Dane zebrane przez S&P wskazują, że dług studencki w USA rośnie, choć w ostatnich pięciu latach wartość udzielanych pożyczek spadała. Dlaczego tak się dzieje? To skutek tego, że dłużnicy godzą się na programy zmniejszające koszty tych pożyczek w krótkim terminie, ale zwiększające w długim okresie wielkość całego długu.

Czytaj także: Polakom żyje się coraz lepiej. Zwłaszcza tym z wykształceniem

Amerykańscy studenci mocno zadłużają się, by opłacić koszty związane z edukacją i wchodzą w życie zawodowe obciążeni zobowiązaniami, które będą spłacać przez wiele lat. Problem ten od kilku lat wzbudza niepokój wielu polityków i ekonomistów, ale niewiele zrobiono, by go rozwiązać. Raport S&P wskazuje, że programy przyjęte za czasów administracji Obamy mające pomóc tym dłużnikom nie przyniosły żadnej znaczącej poprawy.
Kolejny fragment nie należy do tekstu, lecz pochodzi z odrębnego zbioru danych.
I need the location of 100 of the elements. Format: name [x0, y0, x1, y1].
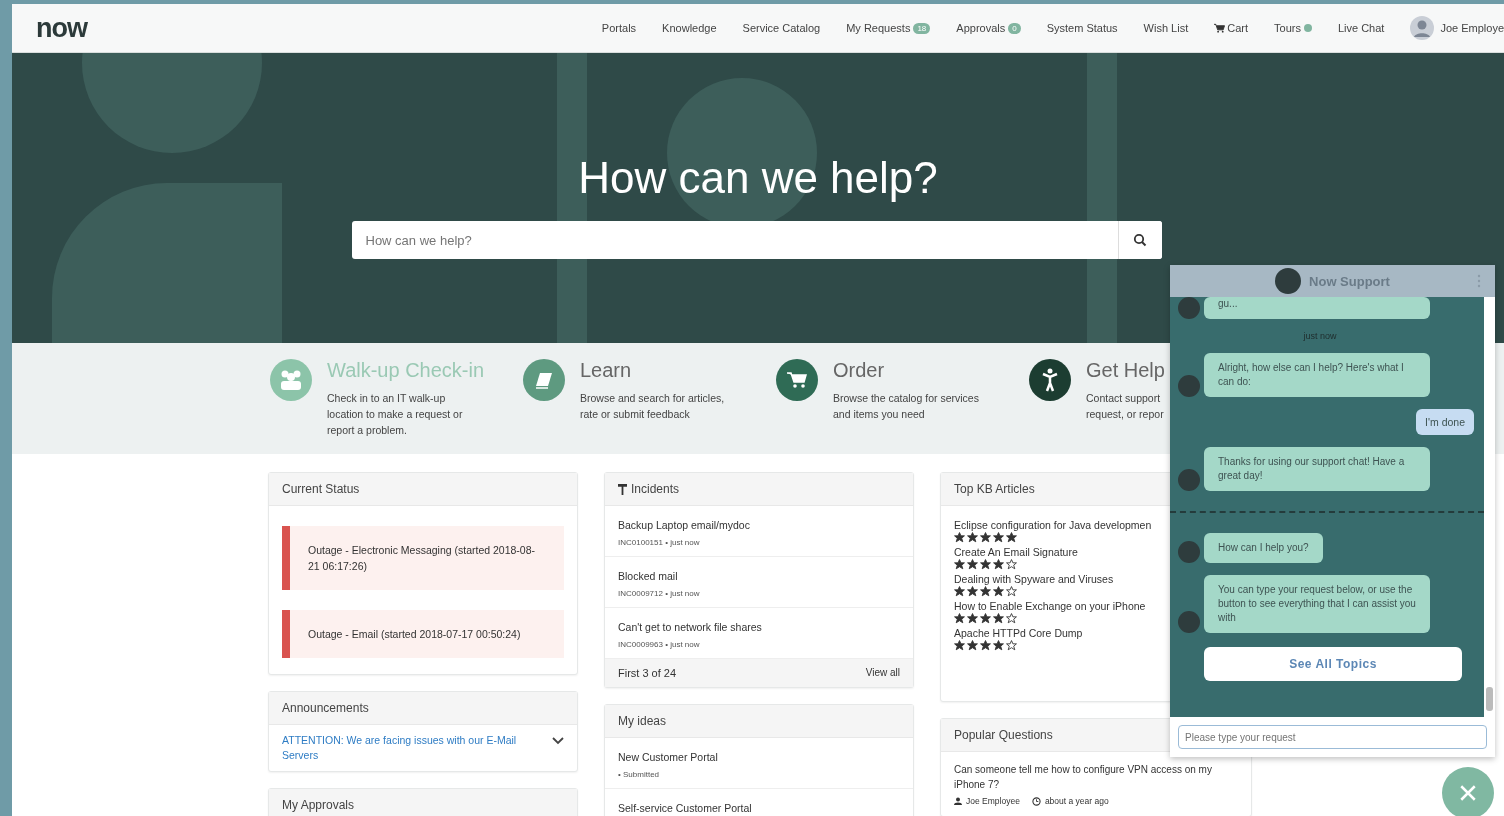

Think-tank Brookings Institution alarmował w styczniu, że jeśli obecne trendy się utrzymają, to 40 proc. studenckich dłużników może do 2023 r. zbankrutować na swoich zobowiązaniach. Jak na razie jednak odsetek nie spłacanych kredytów studenckich jest stosunkowo mały. Według danych nowojorskiego oddziału Rezerwy Federalnej, wynosił on na koniec drugiego kwartału 8,8 proc. i był najniższy od 12 lat.